The Future of Real Estate Technology
Technology is constantly evolving, and real estate technology is no exception. As an industry, we're always improving, reinventing and re-considering the systems that help real estate agents and their businesses thrive.
At a recent Clareity conference in Scottsdale, AZ, we talked about a number of issues impacting the real estate market, as well as future changes we foresee happening within the industry sooner than later.
This blog will tell you a bit about 3 of the future tech topics on our radar:
1. MLS Data Will Become Even Better
Many real estate tech enthusiasts are familiar with RETS, which attempts to standardize the way in which real estate data is shared. But an organization called "Real Estate Standards Organization" (RESO) is developing new standards for real estate software, which will unify the way data is entered in the very first place.

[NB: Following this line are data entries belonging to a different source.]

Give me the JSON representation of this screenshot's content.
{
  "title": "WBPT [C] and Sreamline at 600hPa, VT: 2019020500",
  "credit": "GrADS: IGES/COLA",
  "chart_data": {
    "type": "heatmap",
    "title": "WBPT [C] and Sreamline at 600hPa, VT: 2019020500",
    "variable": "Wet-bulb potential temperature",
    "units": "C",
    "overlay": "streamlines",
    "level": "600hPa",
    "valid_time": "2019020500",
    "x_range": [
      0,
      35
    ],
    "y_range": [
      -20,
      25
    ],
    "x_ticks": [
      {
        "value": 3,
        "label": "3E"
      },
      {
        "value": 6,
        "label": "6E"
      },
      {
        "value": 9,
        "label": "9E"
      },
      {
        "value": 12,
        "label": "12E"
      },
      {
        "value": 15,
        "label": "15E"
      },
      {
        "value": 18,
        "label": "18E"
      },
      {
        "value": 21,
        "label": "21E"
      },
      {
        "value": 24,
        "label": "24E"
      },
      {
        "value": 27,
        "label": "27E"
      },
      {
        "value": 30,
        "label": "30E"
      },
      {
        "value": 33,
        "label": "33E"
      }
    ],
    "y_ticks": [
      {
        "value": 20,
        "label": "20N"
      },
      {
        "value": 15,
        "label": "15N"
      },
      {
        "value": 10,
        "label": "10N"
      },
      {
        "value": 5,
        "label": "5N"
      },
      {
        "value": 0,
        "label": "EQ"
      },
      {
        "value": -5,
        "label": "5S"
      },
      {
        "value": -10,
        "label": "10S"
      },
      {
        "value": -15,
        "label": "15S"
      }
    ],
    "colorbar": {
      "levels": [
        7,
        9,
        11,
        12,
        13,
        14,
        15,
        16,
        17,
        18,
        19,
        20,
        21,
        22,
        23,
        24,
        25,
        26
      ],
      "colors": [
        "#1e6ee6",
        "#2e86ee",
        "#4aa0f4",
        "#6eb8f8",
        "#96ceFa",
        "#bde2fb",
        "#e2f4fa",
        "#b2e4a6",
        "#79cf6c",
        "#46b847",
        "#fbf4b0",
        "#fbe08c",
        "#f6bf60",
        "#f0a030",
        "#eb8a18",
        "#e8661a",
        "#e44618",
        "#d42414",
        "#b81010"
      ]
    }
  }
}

One goal of RESO is to solve inconsistencies within MLS feeds, where each board enters data slightly differently, which currently make it harder for feeds to commingle, and for vendors to handle various sets of data at once. Where one feed enters bedrooms as "bedrooms", another just says "bed", and data feed teams have to use extra coding to compensate. In essence, RESO's data dictionary helps ensure all the real estate systems are speaking the same language.
Why does this matter? Because, it will allow for faster feed setup and quicker maintenance. It's easy to forget about the data that backs every single real estate site out there, but it's there, and by standardizing the data that all the vendors are working with, we will be able to provide clients with a superior experience at lower costs.
Real Estate Webmasters is actively participating in the ongoing development of RESO, which means we're able to represent our clients and ensure your needs are met. We are working with the RESO teams to help create a data standard that will help our clients succeed. Cool, right?
2. Team Concepts Will Rule The Industry
In a more general sense, the idea of "teams" is constantly coming up in high level developer conversations. As an industry, we know that you need to be able to support your teams, increase their productivity, and improve profitability.
We also know that most teams don't actually know what the specifics of their own needs even are. That means, as an industry, we have to be working closely with our real estate teams to find out exactly what those needs are, and find ways to meet them, sometimes adapting quickly.
But that doesn't mean we're completely in the dark. We do know a lot about teams, and we have a strong foundation in understanding their business needs. For example, teams tend to:
- Be extremely goal-oriented
- Need business analytics that focus on ROI increases
- Need systems and workflows that can be customized for their specific circumstances
By identifying and acknowledging these needs, we're already taking the first steps towards developing new technology that makes sense. It's why you're seeing things like action plans in the REW CRM, and why we've worked closely with a major industry franchise to enhance our technology roadmap for the next couple years. Teams are the future and technology providers have to meet their needs to succeed.
3. Per Agent Pricing Will Replace Traditional Models
As a whole, the industry—and therefore all the technology within it—is trending towards per agent pricing models. Per user pricing allows brokers and team leaders to purchase technology on an individual basis, buying the exact number of user licenses needed for their current team.
Per agent pricing is becoming the predominant fee structure within the real estate technology sphere because it just makes sense. It's scalable, it's flexible, and it's cost-effective for both the vendors and the clients.
When you're paying per user, it's easier to grow your technology without having to overhaul existing systems or renegotiate contracts. From the technology provider standpoint, it allows us to properly support your team by seamlessly expanding hosting plans, support services, and so forth. By building solutions with the ability to scale, real estate teams can enjoy technology that truly meets their needs.
We're also seeing more team leaders pass on those costs directly to their users. This is a lot easier to do when you know what your monthly user costs are, and it has the added bonus of helping businesses see their technology as an investment into their people.
It's an exciting time to be working with real estate technology, especially as the industry focuses on challenges that will help our clients become more successful. I expect we'll see big changes in the next several years and look forward to helping you navigate them!